E1925. Panophthalmitis: A Review of Imaging Features
  1. Melissa Lee; Singapore Health Services
  2. Samantha Lee; Singapore Health Services
Panophthalmitis is the most severe form of endophthalmitis, caused by an acute suppurative infection of the globe and orbital soft tissue, with involvement of the extraocular structures of the orbit. It is rare, with an estimated incidence rate of five per 10,000. It is known to develop rapidly and require enucleation or evisceration; however, early treatment with antibiotic and dexamethasone combinations have been shown to result in improved outcomes and even resolution of panophthalmitis. Unfortunately, misdiagnosis remains a common occurrence, often stemming from variability in clinical presentation. Current diagnostic methods are via intraocular vitreous or aqueous sampling, which carry attendant risks and have suboptimal sensitivity despite adequate sampling. Therefore, a good understanding of the orbital anatomy and imaging findings for orbital infections will facilitate prompt identification and initiation of treatment. This can, in turn, prevent devastating complications and permanent vision loss, and aid in staging disease extent.

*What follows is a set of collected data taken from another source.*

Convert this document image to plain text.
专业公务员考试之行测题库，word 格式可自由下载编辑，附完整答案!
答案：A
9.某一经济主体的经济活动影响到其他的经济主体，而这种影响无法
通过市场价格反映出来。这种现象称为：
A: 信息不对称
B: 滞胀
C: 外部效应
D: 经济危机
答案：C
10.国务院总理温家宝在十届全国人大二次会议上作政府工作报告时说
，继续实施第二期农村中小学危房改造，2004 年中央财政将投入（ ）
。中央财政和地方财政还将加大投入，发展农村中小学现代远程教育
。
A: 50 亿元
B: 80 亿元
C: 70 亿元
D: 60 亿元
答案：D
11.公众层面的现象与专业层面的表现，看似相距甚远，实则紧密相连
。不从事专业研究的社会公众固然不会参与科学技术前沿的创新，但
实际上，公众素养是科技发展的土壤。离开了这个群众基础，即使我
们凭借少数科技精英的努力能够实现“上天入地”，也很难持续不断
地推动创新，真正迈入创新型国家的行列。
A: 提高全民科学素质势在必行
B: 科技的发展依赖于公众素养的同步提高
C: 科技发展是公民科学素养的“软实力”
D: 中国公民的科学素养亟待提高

Educational Goals / Teaching Points
At the end of reviewing the exhibit, the reader should be able to Identify the different layers of the globe on MRI, recognize ocular membrane detachment and the three potential spaces for which exudates and abscesses may collect, understand the pathophysiology behind endogenous endophthalmitis and how the different layers of the globe, as well as extraocular structures, could be potentially affected, recognize the spectrum of imaging findings in panopthalmitis, ranging from mild to advanced disease, including frank orbital cellulitis, and recognize the importance of DWI/ADC and FLAIR in identifying purulent exudates.

Key Anatomic/Physiologic Issues and Imaging Findings/Techniques
This exhibit will illustrate a case-based pictorial review of imaging features of panophthalmitis on MRI. Specific attention will be made to highlight the different anatomic components of the orbit, with special attention to the globe and its layers as well as the extraocular soft tissues. These include clearly annotated images depicting early changes ranging from thickening and enhancement of the uveoscleral layer to advanced disease including ocular membrane detachment, collection of exudates and abscesses in the vitreous chamber, and potential spaces such as the subhyaloid space, subretinal space or suprachoroidal space, and frank orbital cellulitis.

Panophthalmitis is a severe orbital infection that can result in devastating visual compromise. Recognizing the imaging characteristics and identifying the anatomic structures involved will allow for early implementation of appropriate investigations and treatment to salvage patients’ orbit and vision.